# Finally got some cheese in



## realtorterry (Nov 26, 2017)

its always hot here in AZ so cold smoking is not easy. The weather was down for us 70’s & I thought I better get it in while I can

Started with 5 LBS each cheddar, Monterey & pepper jack. Used the wsm with a 5 LB block of ice in the water bucket & the Amazen with cherry below that. 

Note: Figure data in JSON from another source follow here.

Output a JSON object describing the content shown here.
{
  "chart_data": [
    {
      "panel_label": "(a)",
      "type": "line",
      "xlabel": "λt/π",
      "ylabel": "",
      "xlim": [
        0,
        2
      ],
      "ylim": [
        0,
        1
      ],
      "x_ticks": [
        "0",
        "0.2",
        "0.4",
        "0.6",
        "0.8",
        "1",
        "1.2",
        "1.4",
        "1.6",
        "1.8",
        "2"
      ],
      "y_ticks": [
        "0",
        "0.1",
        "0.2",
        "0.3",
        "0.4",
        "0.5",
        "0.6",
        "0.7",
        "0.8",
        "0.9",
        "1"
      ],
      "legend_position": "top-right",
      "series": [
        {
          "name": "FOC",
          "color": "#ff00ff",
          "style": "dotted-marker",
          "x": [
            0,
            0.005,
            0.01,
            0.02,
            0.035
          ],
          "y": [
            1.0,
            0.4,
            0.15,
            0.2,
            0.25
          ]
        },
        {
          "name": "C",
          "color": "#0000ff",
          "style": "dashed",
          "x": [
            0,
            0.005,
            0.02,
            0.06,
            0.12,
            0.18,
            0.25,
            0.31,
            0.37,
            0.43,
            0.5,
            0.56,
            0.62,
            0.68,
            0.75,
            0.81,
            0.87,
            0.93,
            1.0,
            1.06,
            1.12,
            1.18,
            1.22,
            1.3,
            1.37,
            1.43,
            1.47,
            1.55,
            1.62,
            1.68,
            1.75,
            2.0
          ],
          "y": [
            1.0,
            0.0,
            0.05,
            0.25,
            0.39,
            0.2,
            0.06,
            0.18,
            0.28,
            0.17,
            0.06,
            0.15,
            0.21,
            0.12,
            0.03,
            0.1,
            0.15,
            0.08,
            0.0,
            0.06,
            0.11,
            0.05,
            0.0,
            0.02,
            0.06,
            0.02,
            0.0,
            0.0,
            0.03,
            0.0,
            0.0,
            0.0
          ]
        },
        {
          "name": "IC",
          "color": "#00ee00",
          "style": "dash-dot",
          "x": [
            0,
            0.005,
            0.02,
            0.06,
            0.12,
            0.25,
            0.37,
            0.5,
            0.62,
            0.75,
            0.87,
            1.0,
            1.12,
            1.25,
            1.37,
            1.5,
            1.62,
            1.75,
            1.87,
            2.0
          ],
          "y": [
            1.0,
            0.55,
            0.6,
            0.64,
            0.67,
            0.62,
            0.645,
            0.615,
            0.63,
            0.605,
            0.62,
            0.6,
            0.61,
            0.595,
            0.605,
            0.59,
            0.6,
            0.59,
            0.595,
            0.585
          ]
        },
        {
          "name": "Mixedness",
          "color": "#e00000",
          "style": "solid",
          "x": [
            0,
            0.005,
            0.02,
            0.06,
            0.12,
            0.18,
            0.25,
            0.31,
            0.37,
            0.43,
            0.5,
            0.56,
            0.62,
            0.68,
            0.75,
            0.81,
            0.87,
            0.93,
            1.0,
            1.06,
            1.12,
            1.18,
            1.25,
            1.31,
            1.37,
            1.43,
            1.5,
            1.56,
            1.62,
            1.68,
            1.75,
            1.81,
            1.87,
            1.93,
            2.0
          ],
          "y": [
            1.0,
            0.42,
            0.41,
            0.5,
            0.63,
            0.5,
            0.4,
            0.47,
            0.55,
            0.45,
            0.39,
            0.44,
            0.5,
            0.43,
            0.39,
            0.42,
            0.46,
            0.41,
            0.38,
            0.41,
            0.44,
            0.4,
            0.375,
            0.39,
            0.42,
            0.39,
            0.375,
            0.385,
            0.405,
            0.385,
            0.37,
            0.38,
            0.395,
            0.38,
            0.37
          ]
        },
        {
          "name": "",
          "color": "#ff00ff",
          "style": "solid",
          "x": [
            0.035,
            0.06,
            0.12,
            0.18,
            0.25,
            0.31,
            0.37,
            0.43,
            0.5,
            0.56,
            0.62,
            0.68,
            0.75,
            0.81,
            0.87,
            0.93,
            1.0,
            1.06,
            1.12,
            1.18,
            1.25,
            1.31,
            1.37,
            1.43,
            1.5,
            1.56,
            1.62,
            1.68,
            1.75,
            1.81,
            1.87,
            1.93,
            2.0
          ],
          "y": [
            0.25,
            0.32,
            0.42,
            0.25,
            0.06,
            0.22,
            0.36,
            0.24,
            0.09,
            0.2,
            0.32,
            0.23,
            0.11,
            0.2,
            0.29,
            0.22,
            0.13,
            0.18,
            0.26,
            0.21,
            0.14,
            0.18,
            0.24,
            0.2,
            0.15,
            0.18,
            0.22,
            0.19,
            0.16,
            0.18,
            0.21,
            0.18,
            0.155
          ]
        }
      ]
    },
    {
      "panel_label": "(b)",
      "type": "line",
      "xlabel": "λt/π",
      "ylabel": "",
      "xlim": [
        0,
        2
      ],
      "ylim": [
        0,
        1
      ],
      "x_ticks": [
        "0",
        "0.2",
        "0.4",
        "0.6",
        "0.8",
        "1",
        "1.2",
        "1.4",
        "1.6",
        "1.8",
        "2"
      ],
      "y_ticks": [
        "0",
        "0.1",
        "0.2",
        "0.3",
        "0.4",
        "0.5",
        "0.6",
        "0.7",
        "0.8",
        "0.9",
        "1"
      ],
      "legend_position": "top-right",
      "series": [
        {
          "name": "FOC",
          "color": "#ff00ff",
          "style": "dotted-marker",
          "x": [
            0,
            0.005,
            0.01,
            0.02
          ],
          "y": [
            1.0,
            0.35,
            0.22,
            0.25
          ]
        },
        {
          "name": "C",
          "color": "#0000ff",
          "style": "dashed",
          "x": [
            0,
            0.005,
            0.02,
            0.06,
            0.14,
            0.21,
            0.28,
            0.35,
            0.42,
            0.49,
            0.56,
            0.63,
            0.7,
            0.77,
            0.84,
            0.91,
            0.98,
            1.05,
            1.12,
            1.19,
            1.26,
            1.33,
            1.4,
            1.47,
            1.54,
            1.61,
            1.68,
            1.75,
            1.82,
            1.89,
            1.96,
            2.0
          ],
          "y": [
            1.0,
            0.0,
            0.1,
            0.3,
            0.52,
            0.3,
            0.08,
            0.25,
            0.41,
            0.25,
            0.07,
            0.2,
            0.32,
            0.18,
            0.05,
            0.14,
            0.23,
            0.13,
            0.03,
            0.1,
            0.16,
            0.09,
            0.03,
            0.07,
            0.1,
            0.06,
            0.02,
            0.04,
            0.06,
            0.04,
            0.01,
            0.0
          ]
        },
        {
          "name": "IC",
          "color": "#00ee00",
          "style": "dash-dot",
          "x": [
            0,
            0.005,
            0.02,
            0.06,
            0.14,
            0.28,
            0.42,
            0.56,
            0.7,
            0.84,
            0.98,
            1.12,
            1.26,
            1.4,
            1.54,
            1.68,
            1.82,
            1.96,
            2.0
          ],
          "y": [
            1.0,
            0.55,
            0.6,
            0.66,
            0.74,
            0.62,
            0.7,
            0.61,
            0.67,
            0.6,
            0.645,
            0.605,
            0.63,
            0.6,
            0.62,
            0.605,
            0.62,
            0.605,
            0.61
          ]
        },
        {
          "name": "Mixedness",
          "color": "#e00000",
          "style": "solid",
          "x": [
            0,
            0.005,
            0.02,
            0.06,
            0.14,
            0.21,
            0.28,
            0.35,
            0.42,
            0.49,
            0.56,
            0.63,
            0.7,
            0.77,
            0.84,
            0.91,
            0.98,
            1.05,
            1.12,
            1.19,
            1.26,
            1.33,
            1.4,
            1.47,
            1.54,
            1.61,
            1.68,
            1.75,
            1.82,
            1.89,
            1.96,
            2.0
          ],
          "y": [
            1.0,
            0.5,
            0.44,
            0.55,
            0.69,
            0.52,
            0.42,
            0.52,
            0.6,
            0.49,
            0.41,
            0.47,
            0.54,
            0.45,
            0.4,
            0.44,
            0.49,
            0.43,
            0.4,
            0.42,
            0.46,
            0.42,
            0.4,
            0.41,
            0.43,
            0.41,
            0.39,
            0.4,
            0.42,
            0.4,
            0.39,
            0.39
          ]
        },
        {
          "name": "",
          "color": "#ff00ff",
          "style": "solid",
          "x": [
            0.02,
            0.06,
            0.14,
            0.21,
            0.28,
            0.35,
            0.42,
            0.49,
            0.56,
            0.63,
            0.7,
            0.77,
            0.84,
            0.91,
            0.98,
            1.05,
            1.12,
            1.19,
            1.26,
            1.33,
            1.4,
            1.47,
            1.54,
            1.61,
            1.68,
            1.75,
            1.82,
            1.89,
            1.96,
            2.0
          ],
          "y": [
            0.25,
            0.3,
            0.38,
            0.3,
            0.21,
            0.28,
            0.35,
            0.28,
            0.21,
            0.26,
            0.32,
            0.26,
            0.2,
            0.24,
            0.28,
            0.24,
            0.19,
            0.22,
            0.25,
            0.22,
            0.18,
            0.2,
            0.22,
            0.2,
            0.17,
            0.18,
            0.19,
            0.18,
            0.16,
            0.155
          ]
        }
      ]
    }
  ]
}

Cut the cheese into smaller sticks as I’ll be giving a lot away for Christmas Brought the cheese up to room temp &   Then got them on the grill

With the lower AZ temps & the ice I was able to keep the wsm at 80’ish & four hours later I had some nice smoked cheese 

Gonna let it mellow for four weeks, then pass it out with some Homemade summer sausage for family & friends


----------



## daveomak (Nov 26, 2017)

Great idea....  Smoked cheese for gifts...   The cheese looks really good....


----------



## gmc2003 (Nov 26, 2017)

Looks good from over here. 

Chris


----------



## ab canuck (Nov 26, 2017)

Looks good, I received one from a friend a couple yrs ago for xmas and it was outstanding. Great gift..


----------



## SmokinAl (Nov 26, 2017)

The cheese looks great!
Haven't seen you on here for a while, glad to see your back posting!
Al


----------